Liddiard has spoken to The Music before about their difficulty in making the record in the midst of a 'party', surrounded by friends in inner city Melbourne. In the end, how did they do it? "We learnt to get things down while we were getting down. It took about three months and it was fucking annoying at the start, because we had a studio in Fitzroy, which is close to all our inner city friends, all our hipster mates, you can put that in there. So they would [think], 'It's a studio, what do you do? Oh well the band are there so let's go get stoned and drunk and just do what you would do if you were in a movie about The Doors or something,' you know those music bios?

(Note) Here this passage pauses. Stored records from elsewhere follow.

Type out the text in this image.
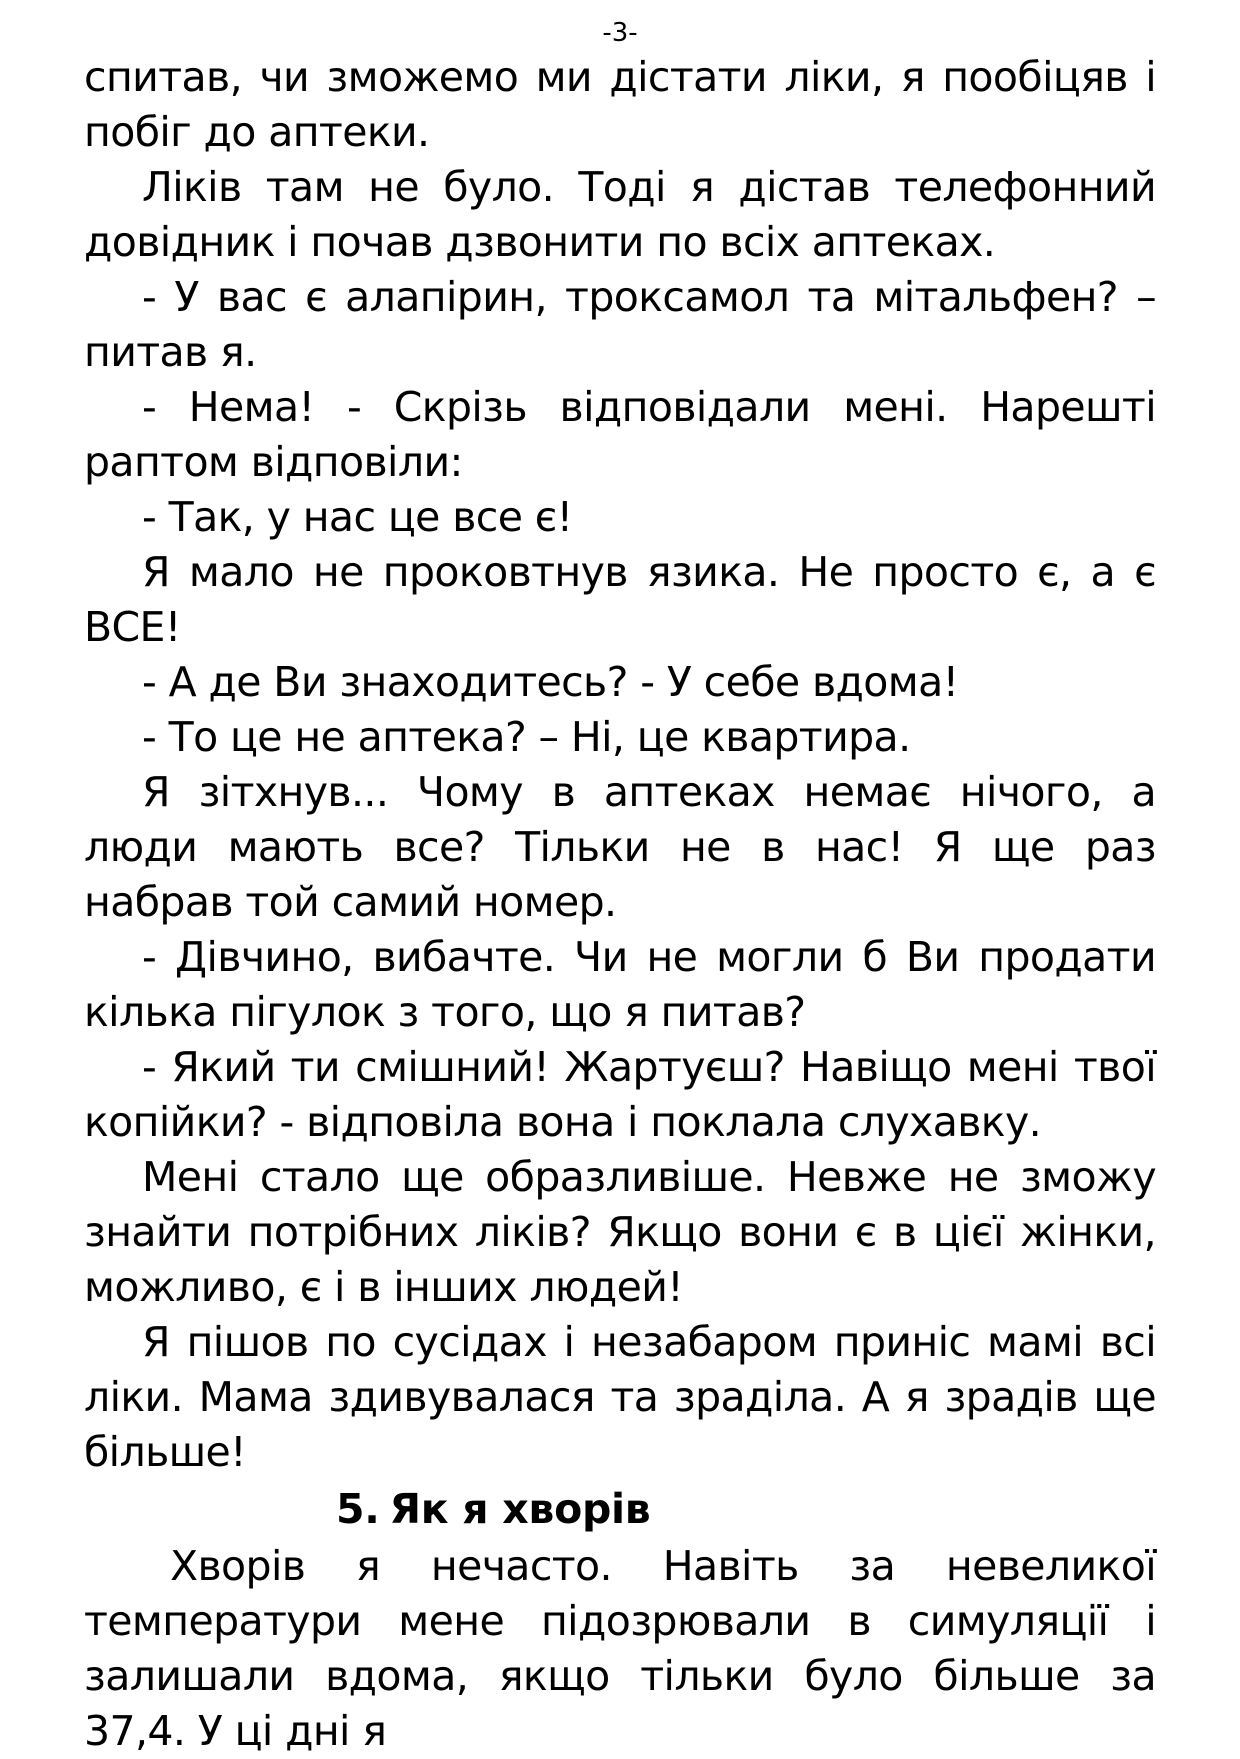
-3-

спитав, чи зможемо ми дістати ліки, я пообіцяв і побіг до аптеки.

Ліків там не було. Тоді я дістав телефонний довідник і почав дзвонити по всіх аптеках.

- У вас є алапірин, троксамол та мітальфен? – питав я.

- Нема! - Скрізь відповідали мені. Нарешті раптом відповіли:

- Так, у нас це все є!

Я мало не проковтнув язика. Не просто є, а є ВСЕ!

- А де Ви знаходитесь? - У себе вдома!

- То це не аптека? – Ні, це квартира.

Я зітхнув... Чому в аптеках немає нічого, а люди мають все? Тільки не в нас! Я ще раз набрав той самий номер.

- Дівчино, вибачте. Чи не могли б Ви продати кілька пігулок з того, що я питав?

- Який ти смішний! Жартуєш? Навіщо мені твої копійки? - відповіла вона і поклала слухавку.

Мені стало ще образливіше. Невже не зможу знайти потрібних ліків? Якщо вони є в цієї жінки, можливо, є і в інших людей!

Я пішов по сусідах і незабаром приніс мамі всі ліки. Мама здивувалася та зраділа. А я зрадів ще більше!

5. Як я хворів

Хворів я нечасто. Навіть за невеликої температури мене підозрювали в симуляції і залишали вдома, якщо тільки було більше за 37,4. У ці дні я
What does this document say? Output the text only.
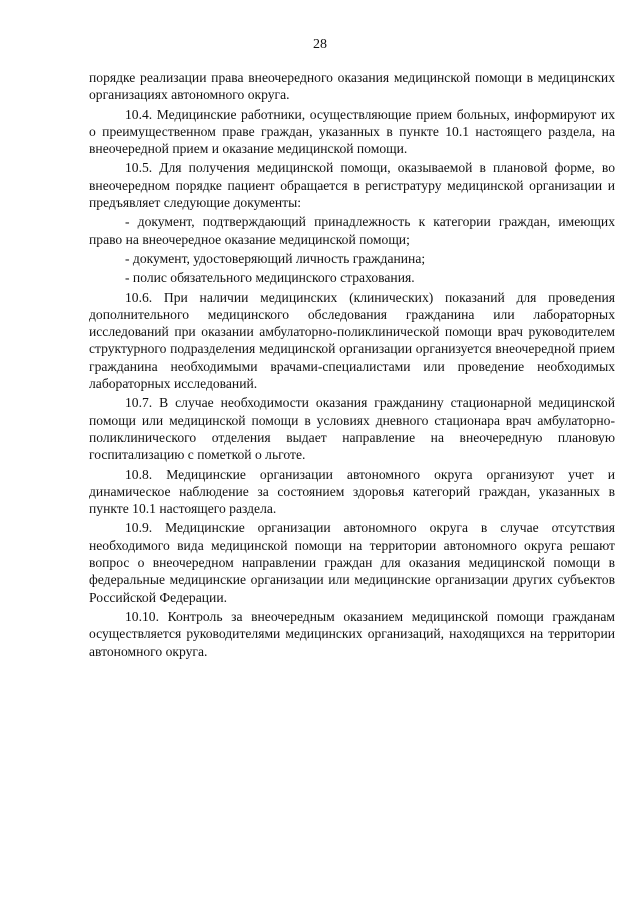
28

порядке реализации права внеочередного оказания медицинской помощи в медицинских организациях автономного округа.

10.4. Медицинские работники, осуществляющие прием больных, информируют их о преимущественном праве граждан, указанных в пункте 10.1 настоящего раздела, на внеочередной прием и оказание медицинской помощи.

10.5. Для получения медицинской помощи, оказываемой в плановой форме, во внеочередном порядке пациент обращается в регистратуру медицинской организации и предъявляет следующие документы:

- документ, подтверждающий принадлежность к категории граждан, имеющих право на внеочередное оказание медицинской помощи;

- документ, удостоверяющий личность гражданина;

- полис обязательного медицинского страхования.

10.6. При наличии медицинских (клинических) показаний для проведения дополнительного медицинского обследования гражданина или лабораторных исследований при оказании амбулаторно-поликлинической помощи врач руководителем структурного подразделения медицинской организации организуется внеочередной прием гражданина необходимыми врачами-специалистами или проведение необходимых лабораторных исследований.

10.7. В случае необходимости оказания гражданину стационарной медицинской помощи или медицинской помощи в условиях дневного стационара врач амбулаторно-поликлинического отделения выдает направление на внеочередную плановую госпитализацию с пометкой о льготе.

10.8. Медицинские организации автономного округа организуют учет и динамическое наблюдение за состоянием здоровья категорий граждан, указанных в пункте 10.1 настоящего раздела.

10.9. Медицинские организации автономного округа в случае отсутствия необходимого вида медицинской помощи на территории автономного округа решают вопрос о внеочередном направлении граждан для оказания медицинской помощи в федеральные медицинские организации или медицинские организации других субъектов Российской Федерации.

10.10. Контроль за внеочередным оказанием медицинской помощи гражданам осуществляется руководителями медицинских организаций, находящихся на территории автономного округа.
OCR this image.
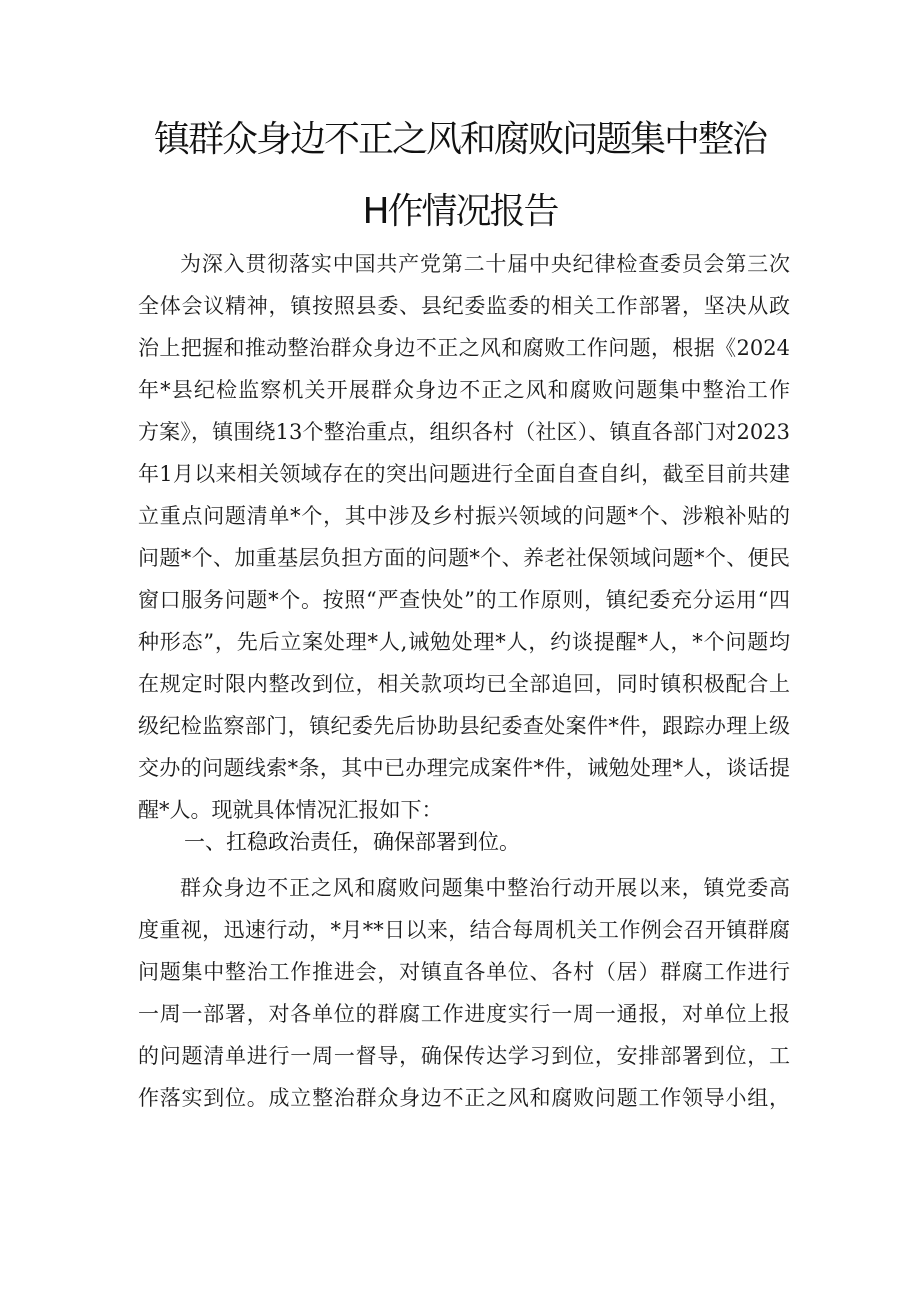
镇群众身边不正之风和腐败问题集中整治
H作情况报告
为深入贯彻落实中国共产党第二十届中央纪律检查委员会第三次
全体会议精神，镇按照县委、县纪委监委的相关工作部署，坚决从政
治上把握和推动整治群众身边不正之风和腐败工作问题，根据《2024
年*县纪检监察机关开展群众身边不正之风和腐败问题集中整治工作
方案》，镇围绕13个整治重点，组织各村（社区）、镇直各部门对2023
年1月以来相关领域存在的突出问题进行全面自查自纠，截至目前共建
立重点问题清单*个，其中涉及乡村振兴领域的问题*个、涉粮补贴的
问题*个、加重基层负担方面的问题*个、养老社保领域问题*个、便民
窗口服务问题*个。按照“严查快处”的工作原则，镇纪委充分运用“四
种形态”，先后立案处理*人,诫勉处理*人，约谈提醒*人，*个问题均
在规定时限内整改到位，相关款项均已全部追回，同时镇积极配合上
级纪检监察部门，镇纪委先后协助县纪委查处案件*件，跟踪办理上级
交办的问题线索*条，其中已办理完成案件*件，诫勉处理*人，谈话提
醒*人。现就具体情况汇报如下：
一、扛稳政治责任，确保部署到位。
群众身边不正之风和腐败问题集中整治行动开展以来，镇党委高
度重视，迅速行动，*月**日以来，结合每周机关工作例会召开镇群腐
问题集中整治工作推进会，对镇直各单位、各村（居）群腐工作进行
一周一部署，对各单位的群腐工作进度实行一周一通报，对单位上报
的问题清单进行一周一督导，确保传达学习到位，安排部署到位，工
作落实到位。成立整治群众身边不正之风和腐败问题工作领导小组，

"We just got used to people just being silly buggers and doing all sorts of shit, like gambling. They were fucking gambling, there was a gambling room, a gambling den. They would be gambling and they'd be listening to fucking Michael Jackson, and we're in the other room, which is only like three metres away, with the door open, recording an album — and it actually worked, it worked really good. Because Michael Jackson is good when you're trying to make a groove-based record, it's good to stick your head in the gambling room and hear what Quincy Jones would do."